Petrol bomb pupil shot attacking German school
An 18-year-old pupil armed with an axe and knives attacked his school with petrol bombs in Germany today wounding nine classmates before he was shot and arrested.
He entered the Carolinum High School in the Bavarian town of Ansbach and threw one bomb before police were alerted and arrived at the scene, said Interior Minister Joachim Herrmann.
“Since the attacker threatened to use his weapons against the police, the officers opened fire,” Mr Hermann said, adding that the attacker, who was not identified, was wounded and in critical condition.

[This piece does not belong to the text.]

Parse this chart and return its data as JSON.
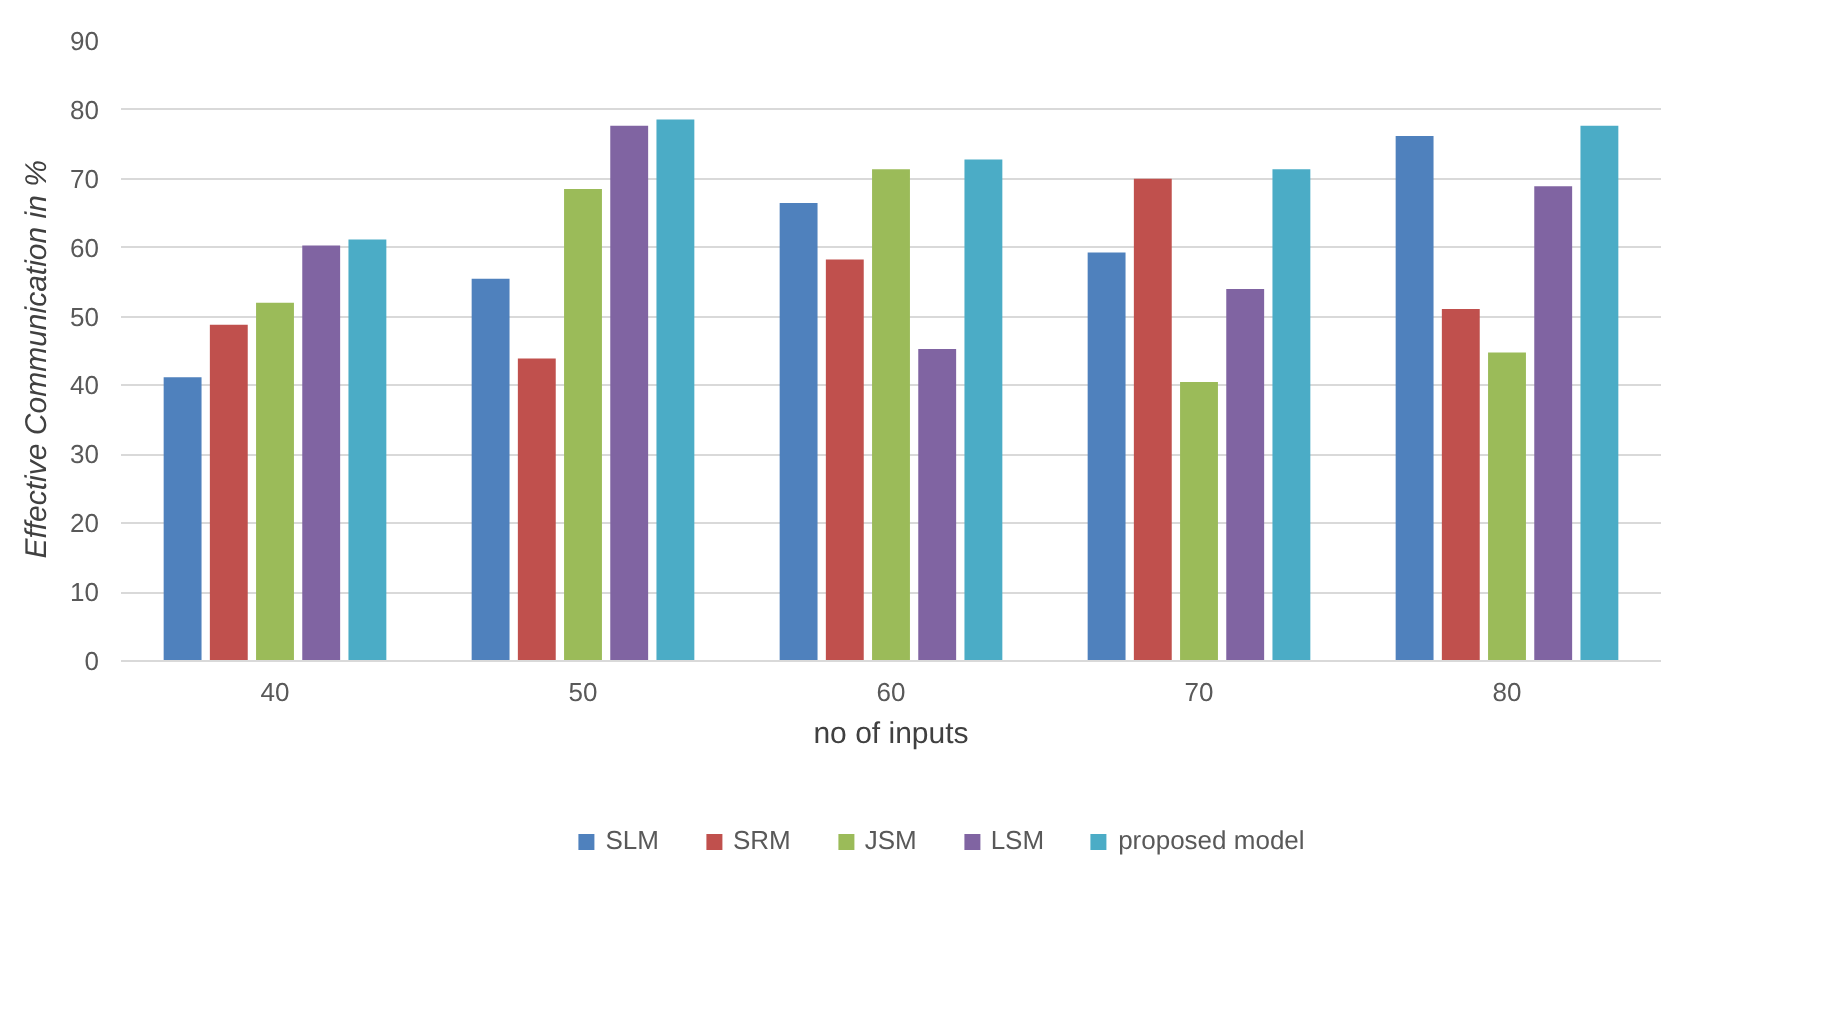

Udo Dreher, the chief police officer at the scene, said the youth was shot five times.
Two teenage girls were seriously injured by the attacker – one suffering burns and the other head injuries.

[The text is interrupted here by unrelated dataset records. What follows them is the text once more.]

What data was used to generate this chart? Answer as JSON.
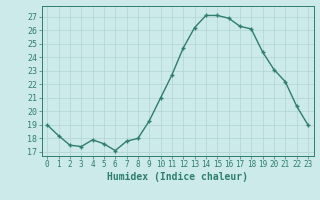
{
  "x": [
    0,
    1,
    2,
    3,
    4,
    5,
    6,
    7,
    8,
    9,
    10,
    11,
    12,
    13,
    14,
    15,
    16,
    17,
    18,
    19,
    20,
    21,
    22,
    23
  ],
  "y": [
    19.0,
    18.2,
    17.5,
    17.4,
    17.9,
    17.6,
    17.1,
    17.8,
    18.0,
    19.3,
    21.0,
    22.7,
    24.7,
    26.2,
    27.1,
    27.1,
    26.9,
    26.3,
    26.1,
    24.4,
    23.1,
    22.2,
    20.4,
    19.0
  ],
  "xlabel": "Humidex (Indice chaleur)",
  "ylim": [
    16.7,
    27.8
  ],
  "xlim": [
    -0.5,
    23.5
  ],
  "yticks": [
    17,
    18,
    19,
    20,
    21,
    22,
    23,
    24,
    25,
    26,
    27
  ],
  "xticks": [
    0,
    1,
    2,
    3,
    4,
    5,
    6,
    7,
    8,
    9,
    10,
    11,
    12,
    13,
    14,
    15,
    16,
    17,
    18,
    19,
    20,
    21,
    22,
    23
  ],
  "line_color": "#2e7d6e",
  "marker": "+",
  "bg_color": "#cdeaea",
  "grid_color": "#b0d4d4",
  "tick_color": "#2e7d6e",
  "label_color": "#2e7d6e",
  "xlabel_fontsize": 7,
  "ytick_fontsize": 6,
  "xtick_fontsize": 5.5
}
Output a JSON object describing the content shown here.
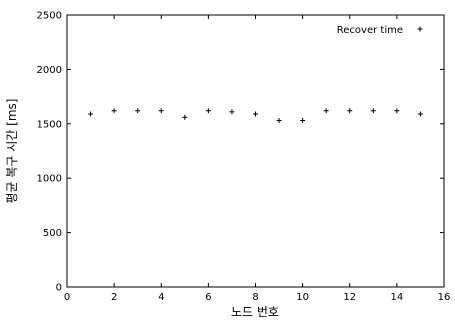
{
  "chart_data": {
    "type": "scatter",
    "title": "",
    "xlabel": "노드 번호",
    "ylabel": "평균 복구 시간 [ms]",
    "xlim": [
      0,
      16
    ],
    "ylim": [
      0,
      2500
    ],
    "xticks": [
      "0",
      "2",
      "4",
      "6",
      "8",
      "10",
      "12",
      "14",
      "16"
    ],
    "yticks": [
      "0",
      "500",
      "1000",
      "1500",
      "2000",
      "2500"
    ],
    "grid": false,
    "legend_position": "top-right",
    "series": [
      {
        "name": "Recover time",
        "marker": "plus",
        "color": "#000000",
        "x": [
          1,
          2,
          3,
          4,
          5,
          6,
          7,
          8,
          9,
          10,
          11,
          12,
          13,
          14,
          15
        ],
        "y": [
          1590,
          1620,
          1620,
          1620,
          1560,
          1620,
          1610,
          1590,
          1530,
          1530,
          1620,
          1620,
          1620,
          1620,
          1590
        ]
      }
    ]
  }
}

Mr Dreher said the pupil started his rampage armed with three petrol bombs, the axe and two knives. He was arrested 11 minutes after police were called to the scene.
Authorities said he had no police record and it was not clear what his motive was. There was no indication that he had said anything during the attack.

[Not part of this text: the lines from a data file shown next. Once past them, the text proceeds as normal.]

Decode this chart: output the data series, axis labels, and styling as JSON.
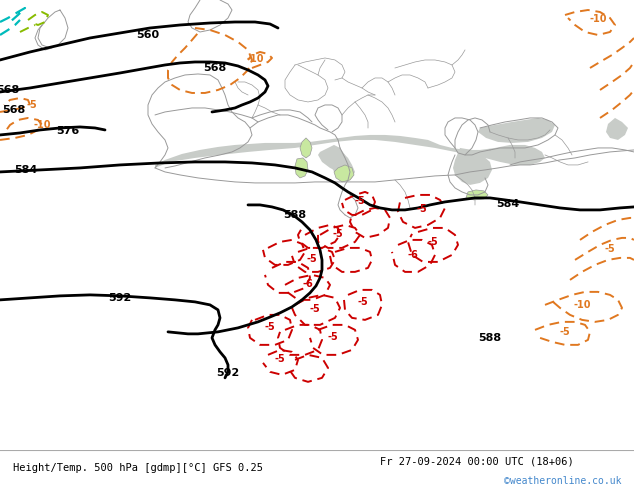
{
  "title_left": "Height/Temp. 500 hPa [gdmp][°C] GFS 0.25",
  "title_right": "Fr 27-09-2024 00:00 UTC (18+06)",
  "credit": "©weatheronline.co.uk",
  "background_land": "#c8e8a0",
  "background_sea": "#c8ccc8",
  "contour_height_color": "#000000",
  "contour_temp_neg_color": "#cc0000",
  "contour_temp_orange_color": "#e07820",
  "contour_temp_cyan_color": "#00bbbb",
  "contour_temp_green_color": "#88bb00",
  "coast_color": "#999999",
  "fig_width": 6.34,
  "fig_height": 4.9,
  "dpi": 100
}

The school's 700 pupils were evacuated to a nearby building.
Carolinum was founded in 1528, making it the second-oldest public high school in Bavaria.
The incident was the second attack on a school in Germany this year.
In March, 17-year-old Tim Kretschmer shot dead 12 people at his former school in the south-western town of Winnenden. He fled the building and killed three more people before turning the gun on himself.
That was the nation’s second-worst school shooting after a 2002 shooting spree in Erfurt that left 17 dead, including the gunman.
After Kretschmer’s attack in Winnenden, Germany moved to tighten checks on gun owners.